Padampa Sangye said, "Everything is found within the natural state, so do not seek elsewhere." Buddhahood is the wisdom within us all, it is not elsewhere. It is actually our fundamental nature, the primordial state, our inherent freedom and unfabricated beingness.

That is why it is called the natural state, innate buddha-nature, and said to be possessed by all beings. This is the raison d'etre of Dzogpa Chenpo, the natural Great Perfection. There is nothing beyond or superior to this. Realize it, as it is even right now, and everything is included. All wishes and aspirations are fulfilled in this natural state of innate wakefulness, our own innate great perfection, Dzogchen. It belongs to each and every one of us.

Different purposes or approaches give it different names, depending on whether it is being seen as the view, the goal, the practice path, the fundamental ground, or otherwise. This single ineffable essence is variously known as tathagatagarbha, sugata-garbha, buddha-nature, rigpa, empty and cognizant self-existing wakefulness, dharmakaya, Prajnaparamita, transcendental wisdom, shunyata or emptiness, clear light, buddha-mind, and so on. Rigpa, whether called intrinsic awareness, nondual presence, selfexisting inherent wisdom, or innate wakefulness, is like one's own individual share of the transpersonal ultimate body of truth, the dharmakaya of all the Buddhas. There is nothing superior to this.
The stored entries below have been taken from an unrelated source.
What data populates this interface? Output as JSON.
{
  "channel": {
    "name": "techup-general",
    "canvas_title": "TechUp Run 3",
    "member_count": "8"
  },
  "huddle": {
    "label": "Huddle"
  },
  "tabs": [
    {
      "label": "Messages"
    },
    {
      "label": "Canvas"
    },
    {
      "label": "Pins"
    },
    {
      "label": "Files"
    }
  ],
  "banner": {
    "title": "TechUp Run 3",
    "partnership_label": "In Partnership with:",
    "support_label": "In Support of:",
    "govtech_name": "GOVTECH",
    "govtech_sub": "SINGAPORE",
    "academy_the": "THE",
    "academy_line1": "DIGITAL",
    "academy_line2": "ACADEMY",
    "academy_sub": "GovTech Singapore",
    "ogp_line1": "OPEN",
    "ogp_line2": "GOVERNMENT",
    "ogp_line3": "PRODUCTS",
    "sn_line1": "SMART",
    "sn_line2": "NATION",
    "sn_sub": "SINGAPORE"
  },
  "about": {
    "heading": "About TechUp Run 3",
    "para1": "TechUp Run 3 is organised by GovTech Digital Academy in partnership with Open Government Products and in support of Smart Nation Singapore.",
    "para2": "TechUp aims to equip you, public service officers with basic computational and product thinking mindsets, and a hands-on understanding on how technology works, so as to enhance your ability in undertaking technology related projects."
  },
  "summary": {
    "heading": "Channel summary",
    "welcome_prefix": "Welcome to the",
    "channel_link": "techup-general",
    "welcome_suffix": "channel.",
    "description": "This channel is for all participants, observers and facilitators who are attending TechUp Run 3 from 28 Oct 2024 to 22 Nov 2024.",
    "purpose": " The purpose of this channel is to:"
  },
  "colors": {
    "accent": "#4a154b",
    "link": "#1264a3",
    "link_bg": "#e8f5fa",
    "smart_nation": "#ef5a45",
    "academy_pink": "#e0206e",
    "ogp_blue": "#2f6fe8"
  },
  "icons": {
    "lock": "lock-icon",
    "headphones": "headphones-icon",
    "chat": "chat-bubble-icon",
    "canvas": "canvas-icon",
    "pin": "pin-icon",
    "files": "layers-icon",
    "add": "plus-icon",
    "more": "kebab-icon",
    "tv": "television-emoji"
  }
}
Chokyi Nyima Rinpoche said, "The enlightened essence (buddha-nature) is present within the heart-mind of every sentient being. Dzogchen directly introduces and reveals how this actually is, unbarring the natural state. The pith-instructions show how it can be nakedly recognized within one's own experience. They note the great need for recognizing it and the tremendous benefit of doing so, clearly showing how, at that very moment, the Buddha, the awakened state, need not be sought for elsewhere, but is present within oneself, and that you become enlightened through experiencing what was always present within you. This is the effect of nyongtri, instruction through personal experience."

As Asanga and Maitreya said, the nature of mind is luminous. It is perfectly empty, open, and aware, unfettered by conditions or conditioning. The mind, or dualistic consciousness, is a mere impermanent concatenation of causes and conditions, totally bound up in conditioning. The difference between mind and its nature, the difference between awareness or mind-essence, and conceptual thinking or namtok, is like the difference between the sky or space itself, and the ephemeral weather which occurs within it. In the Prajnaparamita Sutra Buddha says, "True mind is not the dualistic mind. The nature of mind is actually the inseparability of awareness and emptiness."

Longchenpa says that mind is duality, that rigpa, nondual awareness, is transcendental wisdom. The fundamental nature of mind is sheer lucency, free and unfettered by concepts such as subject and object; a profound luminosity free from partiality and fixation, a free-flowing compassionate expression of indefinable, limitless emptiness, unobscured by thinking. Thought is bondage; the immeasurable openness of empty awareness is freedom. Compassion for those bound within their own illusory constructs, mindforged manacles, and self-imposed limitations, spontaneously, unobstructedly, and inexhaustibly springs forth.

Therefore, with the essential pith-instructions of a qualified Dzogchen master, crush the eggshell of the mind and unfold your wings in the open sky. Destroy the hut of duality and inhabit the expansive mansion of rigpa. There are no other enemies or obstacles to overcome and vanquish. Ignorance, dualistic thinking, is the great demon obstructing your path. Slay it right now and be free.